If India's steel companies are thinking big-ticket expansions today, it's simply because they're well placed to, both in terms of cash-generation as well as competitiveness, in terms of both quality and cost. For the nine months of April-December, Tata Steel is working on operating margins of 44 per cent, and is generating net cash from operations of Rs 3,000 crore. Seshagiri Rao M.V.S., Director-Finance, Jindal Vijaynagar Steel Ltd. (JVSL), expects to generate Rs 4,000 crore of cash by March 2006. "Our capital base at Rs 129 crore is low, and by 2006 our debt-equity will be 1:1, which makes us well placed to raise capital for expansion." Rao adds that for the first phase of expansion, the company might opt for an international listing to raise some Rs 3,000 crore of equity.

Even a company like sail-long perceived to be a case study in inefficiency-has got its act together. Fixed costs are down thanks to volume growth, reduction in manpower and finance costs, and doses of modernisation and upgradation have emboldened the company to plan a mega expansion largely through internal accruals (at least in the first phase).

Essar Steel is moving into acquisitions with plans to raise $500 million to buy out its UK partner Stemcor
Shashi Ruia
Chairman/Essar

Such a funds-flushed scenario coupled with a looming demand-supply gap is what's prompting the mega expansions by Big Steel. According to government estimates, consumption of steel will nearly double to 60 million tonnes (from 34-35 million tonnes currently) by 2010, and to 100 million by 2018. This demand will accrue largely from infrastructure-related expenditure as well as increased consumption from sectors like consumer durables and automobiles. The auto sector, for instance, is expected to comfortably grow in double digits for the next three-four years. As Vikram Amin, Executive Director, Essar Steel, points out: "Expansion is an imperative given that virtually every (steel-consuming) sector is booming. Even if GDP is steady at 6.5 per cent, that's good enough as the steel industry grows typically 1.5-2 per cent over GDP."

This potential for exponential domestic growth is magnified when you consider that there's no new capacity coming up in the developed world, where high costs are forcing companies to trim production. British Steel and Koninklijke Hoogovens, which had merged to form Corus, have been forced to cut back capacity by a million tonnes because of high costs and competition. "The developed world today has virtually stopped making basic steel and is focussing only on value-added products. This provides a great opportunity for Brazil, India and China," says Rao of JVSL. Mittal makes a case for expansion by pointing out that "we are 100 years behind China if you consider their capacity is 330 million as against our 34 million". Industry analysts are upbeat that demand from China, which consumes a fourth of the world's production, will continue well after the 2008 Beijing Olympics.

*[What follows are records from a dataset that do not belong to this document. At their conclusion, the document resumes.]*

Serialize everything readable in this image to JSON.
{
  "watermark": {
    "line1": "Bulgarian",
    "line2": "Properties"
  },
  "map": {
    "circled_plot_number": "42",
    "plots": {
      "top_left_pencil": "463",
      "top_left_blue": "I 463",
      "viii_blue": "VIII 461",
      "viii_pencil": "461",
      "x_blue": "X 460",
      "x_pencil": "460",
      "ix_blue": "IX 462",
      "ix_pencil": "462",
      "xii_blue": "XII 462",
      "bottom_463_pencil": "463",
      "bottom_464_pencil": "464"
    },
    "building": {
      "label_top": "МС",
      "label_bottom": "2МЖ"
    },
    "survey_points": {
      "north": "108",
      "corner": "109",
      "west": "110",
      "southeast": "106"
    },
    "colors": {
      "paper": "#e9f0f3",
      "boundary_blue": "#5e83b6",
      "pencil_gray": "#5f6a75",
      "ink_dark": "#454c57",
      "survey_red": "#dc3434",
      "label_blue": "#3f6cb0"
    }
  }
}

Such a bright scenario for India may prompt many a global major like Nippon Steel or Nucor or the Corus group or even China Steel to look at the country more closely. Before that happens, should Indian steel companies be throwing caution to the winds and embarking on a frenzied expansion spree? The lessons of the excesses of the 1990s are still fresh in most promoters' minds, and they point to potential stumbling blocks. For one, although iron ore is produced in plenty in India, there's not enough of it going around; of the 120 million-odd ore mined in 2004, 70 million was exported, most via government agencies. "It just doesn't make sense. Instead of exporting at $40-50 (Rs 1,760-2,200) per tonne, why not value-add by using that ore to make steel and then sell overseas at 10 times that price?" asks a senior executive at a steel company. There's also apprehension that the government may decide to control steel prices in a bid to check inflation. "Such a move will finish off the industry," says Mittal. Such blips notwithstanding, the Indian steel industry has never had it so good, and the best part is that this may just be the beginning of the journey for a global presence and, eventually, dominance.